ABSTRACT

HIV/AIDS has reached alarming proportions in sub-Saharan Africa and now serves as one of the most important developmental challenges facing the continent. The situation has reached dire levels with observers staking out various doomsday scenarios about the continent’s future. According to UNAIDS, sub-Saharan Africa has the highest prevalence of HIV/AIDS. Indeed, the pandemic is worsening faster to an extent that the ‘home-grown’ program of African renewal and reform, NEPAD, asserts in Paragraph 125 that ‘one of the major impediments facing African development efforts is the widespread incidence of communicable diseases, in particular HIV/AIDS, tuberculosis and malaria. Unless these epidemics are brought under control, real gains in human development will remain an impossible task’ (NEPAD, 2001, p. 32). In this respect, the real African tragedy that needs to be confronted is the HIV/AIDS pandemic and its social, economic, political and developmental implications.
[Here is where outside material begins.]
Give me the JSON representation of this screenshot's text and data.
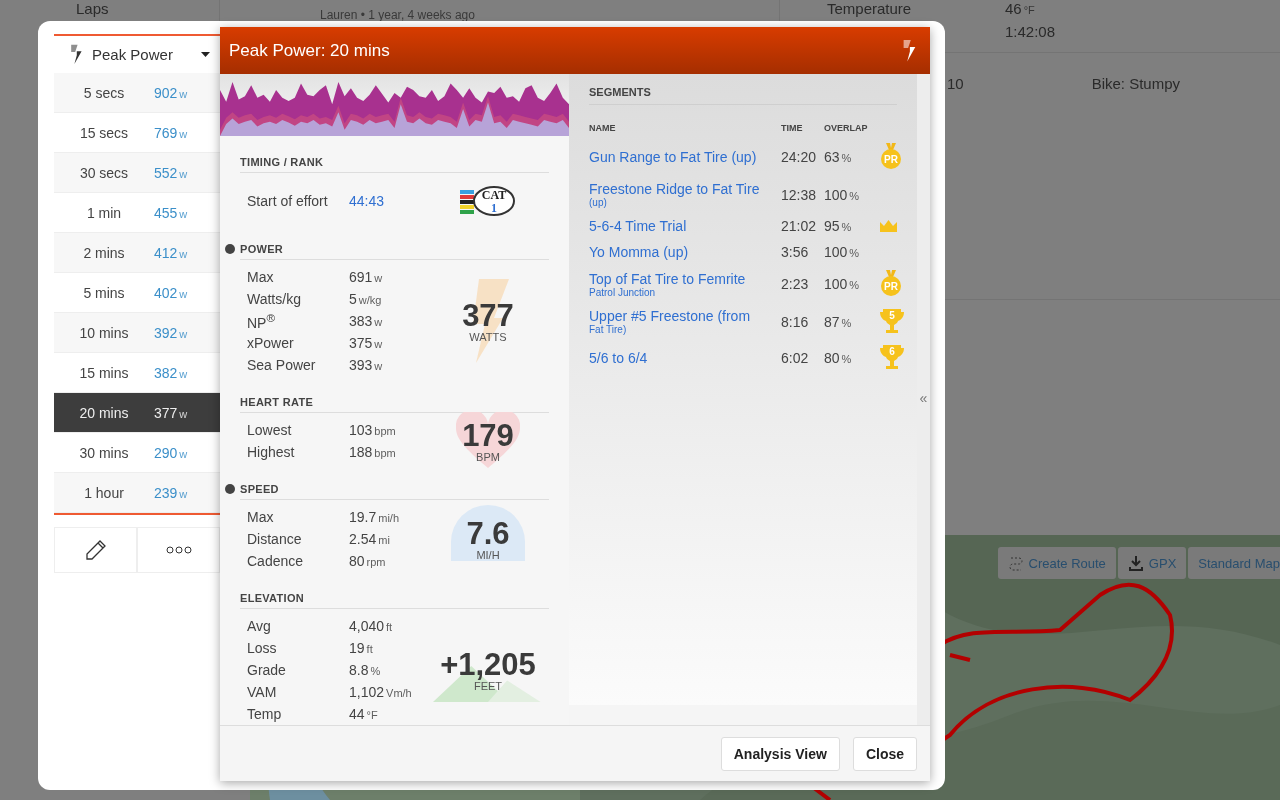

Various authors have commented and analyzed the dynamics of this pandemic (Akukwe, 2002; Cheru, 2002, Nana Poku, 2000, Nzioka, 1994) among others. What is left largely unanalyzed and uncharted in a systematic way is the pioneering role of African social movements in mobilizing to fight to ensure access to anti-retroviral (ARV) drugs for people living with the disease.